Petajatim.id. Arogansi Korea Utara semakin terlihat, dengan tidak diindahkannya tekanan dunia, untuk membatalkan uji coba intercontinental ballistic missile (ICBM). Meski Korea Utara belum menentukan sasaran, namun rencana uji coba tersebut mengakibatkan kekhawatiran sejumlah negara.

Seperti diketahui, beberapa hari lalu, Duta Besar Korea Utara untuk Swiss, Han Tae-song mengatakan, bahwa negaranya, akan menyiapkan paket kejutan untuk AS. Akibat pernyataan Han Tae-song tersebut, memicu aksi anti Korea Utara.

Tak mau mengambil resiko atas sikap Korea Utara tersebut, kemarin, Jumat,08/09/2017, Meksiko mengusir Dubes Korut, Kim Hyong-gil. Pemicunya adalah sikap Korea Utara yang melakukan uji coba bom hidrogen atau termonuklir, Minggu (3/9).

“Kami mem-personanon-grata kan Dubes Kim Hyong-gil, terkait uji coba nuklir Korut. Kim punya waktu 72 hari untuk segera berkemas dan meninggalkan negara ini,” demikian pernyataan resmi Pemerintah Meksiko, Jumat, 08/09/2017.

Boikot terhadap Korea Utara, juga terjadi di kawasan Uni Eropa. Inggris menyatakan dukungannya terhadap rencana Uni Eropa (UE) untuk mengusir seluruh pekerja berkewarganegaraan Korea Utara.

“Banyak hal yang kami sepakati terkait hal itu (pengusiran terhadap pekerja asal Korea Utara),” kata  Menteri Luar Negeri Boris Johnson, usai menghadiri pertemuan dengan para Menteri Luar Negeri Uni Eropa, di Kota Tallin, Estonia.

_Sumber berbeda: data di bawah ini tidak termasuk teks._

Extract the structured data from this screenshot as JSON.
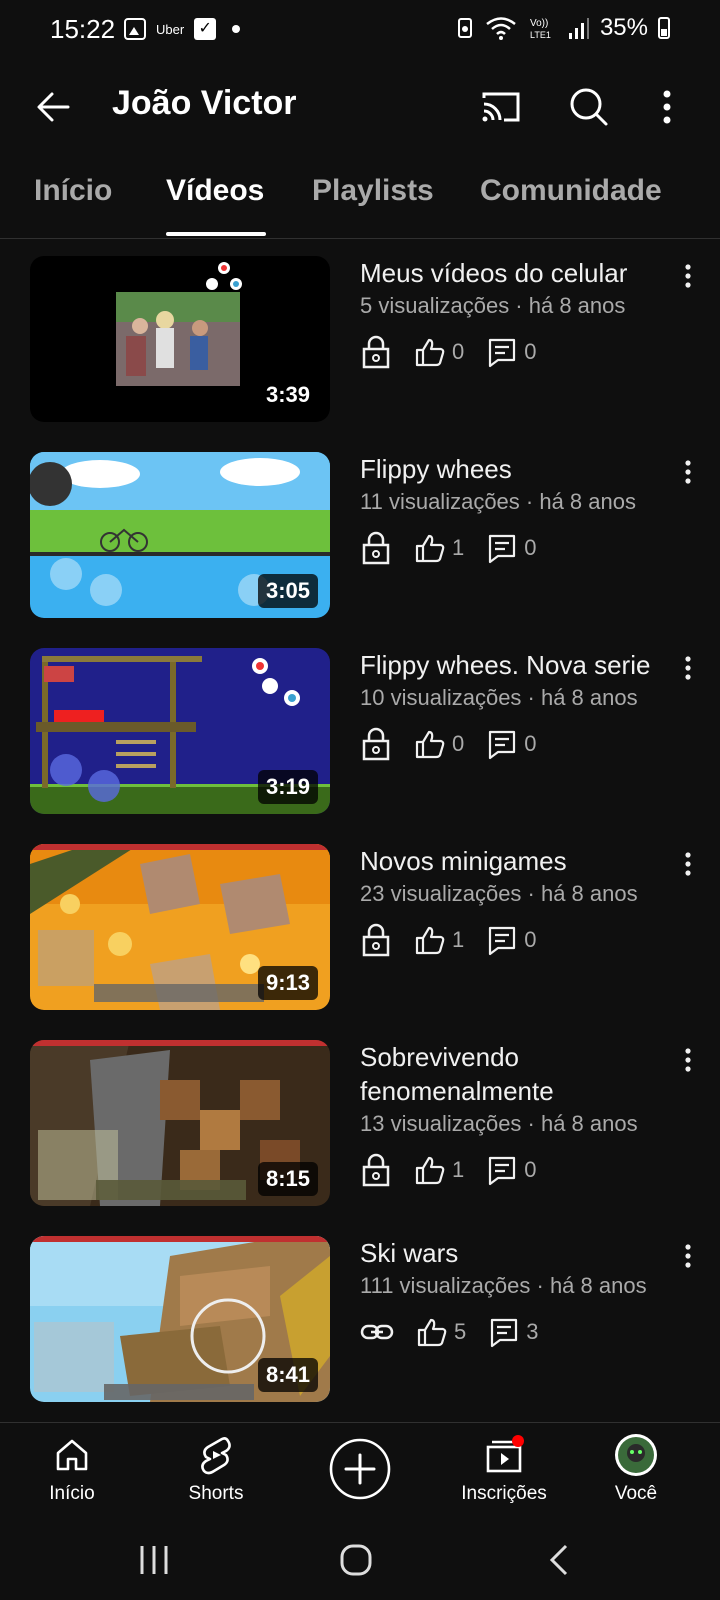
{
  "status_bar": {
    "time": "15:22",
    "notification_text": "Uber",
    "battery": "35%"
  },
  "header": {
    "title": "João Victor"
  },
  "tabs": [
    {
      "label": "Início",
      "active": false
    },
    {
      "label": "Vídeos",
      "active": true
    },
    {
      "label": "Playlists",
      "active": false
    },
    {
      "label": "Comunidade",
      "active": false
    }
  ],
  "videos": [
    {
      "title": "Meus vídeos do celular",
      "meta": "5 visualizações · há 8 anos",
      "duration": "3:39",
      "privacy_icon": "lock-icon",
      "likes": "0",
      "comments": "0"
    },
    {
      "title": "Flippy whees",
      "meta": "11 visualizações · há 8 anos",
      "duration": "3:05",
      "privacy_icon": "lock-icon",
      "likes": "1",
      "comments": "0"
    },
    {
      "title": "Flippy whees. Nova serie",
      "meta": "10 visualizações · há 8 anos",
      "duration": "3:19",
      "privacy_icon": "lock-icon",
      "likes": "0",
      "comments": "0"
    },
    {
      "title": "Novos minigames",
      "meta": "23 visualizações · há 8 anos",
      "duration": "9:13",
      "privacy_icon": "lock-icon",
      "likes": "1",
      "comments": "0"
    },
    {
      "title": "Sobrevivendo fenomenalmente",
      "meta": "13 visualizações · há 8 anos",
      "duration": "8:15",
      "privacy_icon": "lock-icon",
      "likes": "1",
      "comments": "0"
    },
    {
      "title": "Ski wars",
      "meta": "111 visualizações · há 8 anos",
      "duration": "8:41",
      "privacy_icon": "link-icon",
      "likes": "5",
      "comments": "3"
    }
  ],
  "bottom_nav": [
    {
      "label": "Início",
      "icon": "home-icon"
    },
    {
      "label": "Shorts",
      "icon": "shorts-icon"
    },
    {
      "label": "",
      "icon": "create-icon"
    },
    {
      "label": "Inscrições",
      "icon": "subscriptions-icon"
    },
    {
      "label": "Você",
      "icon": "avatar"
    }
  ],
  "colors": {
    "background": "#0f0f0f",
    "text_primary": "#f1f1f1",
    "text_secondary": "#aaaaaa",
    "notification_dot": "#ff0000"
  }
}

Menurut Johnsaon, Uni Eropa mengambil kebijakan tersebut, setelah Pyongyang tidak mengindahkan saran dunia untuk membatalkan uji coba nuklir.

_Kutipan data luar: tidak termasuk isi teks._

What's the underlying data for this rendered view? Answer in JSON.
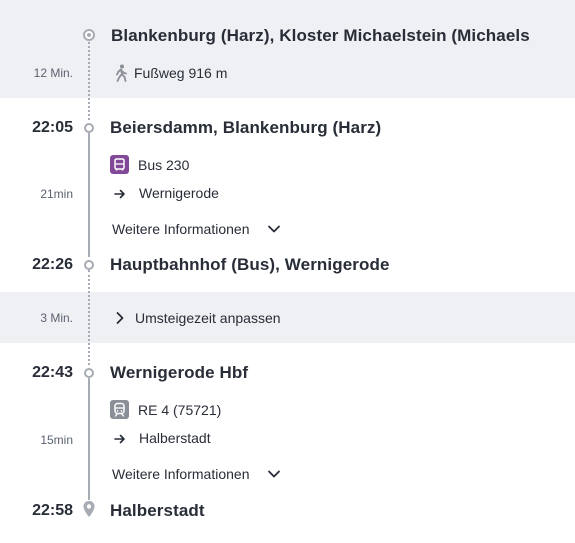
{
  "origin": {
    "name": "Blankenburg (Harz), Kloster Michaelstein (Michaels",
    "walk_duration": "12 Min.",
    "walk_label": "Fußweg 916 m"
  },
  "leg1": {
    "dep_time": "22:05",
    "dep_stop": "Beiersdamm, Blankenburg (Harz)",
    "line": "Bus 230",
    "direction": "Wernigerode",
    "duration": "21min",
    "more_info": "Weitere Informationen",
    "arr_time": "22:26",
    "arr_stop": "Hauptbahnhof (Bus), Wernigerode"
  },
  "transfer": {
    "duration": "3 Min.",
    "label": "Umsteigezeit anpassen"
  },
  "leg2": {
    "dep_time": "22:43",
    "dep_stop": "Wernigerode Hbf",
    "line": "RE 4 (75721)",
    "direction": "Halberstadt",
    "duration": "15min",
    "more_info": "Weitere Informationen",
    "arr_time": "22:58",
    "arr_stop": "Halberstadt"
  },
  "colors": {
    "bus": "#814997",
    "train": "#8b8f97",
    "band": "#eef0f3",
    "line": "#a7abb3"
  },
  "icons": [
    "origin-stop-icon",
    "walk-icon",
    "bus-icon",
    "arrow-right-icon",
    "chevron-down-icon",
    "chevron-right-icon",
    "train-icon",
    "destination-pin-icon"
  ]
}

Korea Utara, telah melakukan uji coba nuklir untuk kali keenam. Jika dibandingkan uji coba nuklir sebelumnya, uji coba bom termonuklir dii fasilitas nuklir Punggyeri itu yang paling mengerikan.

“ Kita harus lebih kuat menekan Pyongyang agar menghentikan program nuklirnya,” Kata Johnson.